Tonight we are going to Nolan, one of Athens’ trendiest restaurants. Though according to their website, Nolan is more than just an eatery where the fancy crowd go to nosh on small plates of Greek fusion cuisine. The “Nolanverse…” as they describe it, “could just be an impressive name that tries to give consistency to all our different projects. What it really is, is a universe.” Christ. I’m not really sure if I’m worthy of such an experience. I better brush my hair.
To get in the mood for some high-class wining and dining, we stop for a drink at The Dolli, a 5 star hotel just around the corner in Plaka. A basic room here will cost you more than the average month’s rent in Athens, and to justify this, the lobby has several platters of boujee sweets laid out under glass, like an archaeological exhibit. They look so good that Lord Elgin would have swiped them for the British museum but I’m hungover and need something stronger than candy.
A lovely member of staff offers us a nice table and the cocktail menu. The drinks are almost as expensive as the Guerlain hand cream in the toilets, but in my humble opinion they are worth the money. I’ve ordered something called Downtown: a signature made of bourbon, bitters and coffee vermouth, with a cute little chocolate cherry on top. With every sip I feel enveloped in a noirish private eye novel and I start to feel better immediately. Not everyone is happy though.

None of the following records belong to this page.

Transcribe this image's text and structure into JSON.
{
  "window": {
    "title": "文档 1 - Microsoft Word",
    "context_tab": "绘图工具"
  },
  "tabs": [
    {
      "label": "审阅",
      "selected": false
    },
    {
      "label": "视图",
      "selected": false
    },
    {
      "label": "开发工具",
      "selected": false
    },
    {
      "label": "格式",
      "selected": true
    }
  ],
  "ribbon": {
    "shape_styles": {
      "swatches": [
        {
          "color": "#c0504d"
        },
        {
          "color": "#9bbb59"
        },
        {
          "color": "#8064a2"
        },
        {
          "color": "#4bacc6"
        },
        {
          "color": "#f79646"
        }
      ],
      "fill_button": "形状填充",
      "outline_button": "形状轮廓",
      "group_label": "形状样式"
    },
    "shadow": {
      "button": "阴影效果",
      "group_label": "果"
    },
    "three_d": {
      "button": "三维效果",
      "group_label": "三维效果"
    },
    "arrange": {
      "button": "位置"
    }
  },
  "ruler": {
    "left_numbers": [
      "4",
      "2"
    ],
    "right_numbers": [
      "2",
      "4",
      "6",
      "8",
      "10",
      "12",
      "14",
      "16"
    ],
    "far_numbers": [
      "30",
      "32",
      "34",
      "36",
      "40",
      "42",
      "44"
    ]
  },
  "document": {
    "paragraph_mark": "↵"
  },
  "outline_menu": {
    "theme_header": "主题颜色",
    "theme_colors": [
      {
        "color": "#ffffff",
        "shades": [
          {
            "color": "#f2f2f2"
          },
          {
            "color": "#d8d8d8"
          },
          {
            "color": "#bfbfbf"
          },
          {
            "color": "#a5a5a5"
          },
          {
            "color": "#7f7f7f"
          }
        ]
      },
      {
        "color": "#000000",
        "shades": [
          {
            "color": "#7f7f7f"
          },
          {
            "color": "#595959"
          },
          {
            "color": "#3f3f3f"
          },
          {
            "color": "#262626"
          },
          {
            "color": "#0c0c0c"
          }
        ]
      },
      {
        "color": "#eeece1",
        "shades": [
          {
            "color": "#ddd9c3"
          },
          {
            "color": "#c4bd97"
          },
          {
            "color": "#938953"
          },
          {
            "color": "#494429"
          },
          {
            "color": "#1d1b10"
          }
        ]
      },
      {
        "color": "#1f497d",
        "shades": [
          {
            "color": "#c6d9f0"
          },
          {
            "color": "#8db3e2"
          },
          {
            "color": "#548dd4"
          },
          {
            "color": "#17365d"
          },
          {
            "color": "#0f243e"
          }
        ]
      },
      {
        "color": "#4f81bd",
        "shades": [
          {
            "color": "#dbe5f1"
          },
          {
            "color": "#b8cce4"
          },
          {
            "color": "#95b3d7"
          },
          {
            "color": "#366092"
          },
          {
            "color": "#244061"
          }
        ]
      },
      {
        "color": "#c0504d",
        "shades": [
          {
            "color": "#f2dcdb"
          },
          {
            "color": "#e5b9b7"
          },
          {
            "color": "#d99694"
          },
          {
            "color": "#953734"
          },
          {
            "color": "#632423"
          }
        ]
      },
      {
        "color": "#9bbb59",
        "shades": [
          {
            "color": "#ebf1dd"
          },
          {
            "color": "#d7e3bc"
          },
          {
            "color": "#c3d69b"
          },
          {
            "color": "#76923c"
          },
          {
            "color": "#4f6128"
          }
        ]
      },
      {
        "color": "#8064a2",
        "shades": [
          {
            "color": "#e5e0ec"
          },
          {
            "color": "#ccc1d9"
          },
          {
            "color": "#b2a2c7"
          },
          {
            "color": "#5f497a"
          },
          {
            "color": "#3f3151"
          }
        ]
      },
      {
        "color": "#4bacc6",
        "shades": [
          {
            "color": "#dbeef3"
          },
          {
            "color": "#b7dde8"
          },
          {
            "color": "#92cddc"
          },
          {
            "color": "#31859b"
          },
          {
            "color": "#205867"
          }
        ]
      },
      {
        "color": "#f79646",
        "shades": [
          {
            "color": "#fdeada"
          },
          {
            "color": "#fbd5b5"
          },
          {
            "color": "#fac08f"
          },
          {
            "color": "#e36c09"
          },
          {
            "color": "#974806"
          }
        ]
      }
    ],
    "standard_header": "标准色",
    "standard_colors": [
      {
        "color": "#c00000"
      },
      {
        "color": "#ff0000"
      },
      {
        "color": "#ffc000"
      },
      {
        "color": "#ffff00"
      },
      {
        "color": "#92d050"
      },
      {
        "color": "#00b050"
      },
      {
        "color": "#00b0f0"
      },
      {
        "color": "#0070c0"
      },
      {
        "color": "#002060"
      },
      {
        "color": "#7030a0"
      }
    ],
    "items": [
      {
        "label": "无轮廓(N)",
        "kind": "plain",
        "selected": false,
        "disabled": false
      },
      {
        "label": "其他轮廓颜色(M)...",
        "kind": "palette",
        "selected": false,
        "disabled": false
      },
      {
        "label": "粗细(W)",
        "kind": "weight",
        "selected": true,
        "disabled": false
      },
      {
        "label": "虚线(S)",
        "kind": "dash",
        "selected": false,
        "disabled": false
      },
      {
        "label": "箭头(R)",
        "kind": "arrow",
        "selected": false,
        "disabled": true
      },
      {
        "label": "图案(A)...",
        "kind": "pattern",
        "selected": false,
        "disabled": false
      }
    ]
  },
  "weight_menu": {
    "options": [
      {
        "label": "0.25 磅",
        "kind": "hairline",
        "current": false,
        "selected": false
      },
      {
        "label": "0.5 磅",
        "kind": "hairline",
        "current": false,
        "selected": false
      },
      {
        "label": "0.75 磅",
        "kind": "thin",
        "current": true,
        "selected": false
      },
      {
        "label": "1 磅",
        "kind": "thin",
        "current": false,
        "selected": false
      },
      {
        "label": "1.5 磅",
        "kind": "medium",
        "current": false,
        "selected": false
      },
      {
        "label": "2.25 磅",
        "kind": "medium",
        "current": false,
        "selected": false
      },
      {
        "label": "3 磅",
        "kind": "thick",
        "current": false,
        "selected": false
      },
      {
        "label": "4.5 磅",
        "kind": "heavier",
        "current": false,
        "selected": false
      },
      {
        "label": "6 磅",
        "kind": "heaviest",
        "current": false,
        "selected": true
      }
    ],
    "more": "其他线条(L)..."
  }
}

An American woman behind us complains that her cocktail has too much citrus and not enough vodka. The server is a little confused. “So you want more alcohol?” he asks innocently. This is hilarious because it makes her sound either cheap or a lush, perhaps both, and when she realises that we are listening she tries desperately to save some face.
“It’s just… not a very well made cocktail...” she snorts, despite the fact that it’s obvious she has never made herself a sandwich let alone mixed a decent drink. Some more milky white folks walk in, all dressed like they’ve either stepped off a yacht or the set of Jordan Peele’s Get Out. I want to see where this is going, but unfortunately it’s time for us to hit the Nolanverse.
Last time I was here, back in 2019, the best tables inside were left empty all night. A local told me this was in case some Greek celebrities strolled in unannounced, but tonight the place is full, despite it being late on a Monday. The air outside is cool, though not cold, and my tsípouro Old Fashioned is easing everything into place. The only thing that could make this better is if I couldn’t hear the man behind me, waffling on about culture to his bored female date.
The food arrives plate by plate and each one is exquisite. The roasted cabbage has a slightly charred taste, which is offset perfectly by the combination of pear, celery, green beans and pistachio. The dumplings are referred to as Pilmeni, which makes them sound Russian, but to me they seem more like Asian wanton, served in a lemongrass beef broth that’s both refreshing and meaty.
The next thing that arrives is the Black Angus skirt steak, which is basically raw but incredibly tender, served with a few juicy mushrooms and a tangy chimichurri sauce. Finally we are brought the duck, with nectarine and pureed pumpkin. My toxic trait is that I believe I could replicate this at home in my own kitchen but, unlike our friend from the posh hotel, deep down I know it was made by professionals and I’d never get close.
Normally this would be the moment to bask in the flavours but unfortunately I can’t stop hearing the couple behind us. The boring man has finally allowed his date a word in and she’s talking about the films of Mira Nair. While discussing Mississippi Masala, he refers to Denzel Washington with the N word, delivered with a perfectly hard R. I’m so shocked that I think I’ve imagined it. I’ve never heard a white person say that word so casually before. Then he says it again.
That’s the thing, you see, with high end places like this. They may not be cheap, but the food is fantastic, the drinks are sublime and you know you’ll be around a better class of people.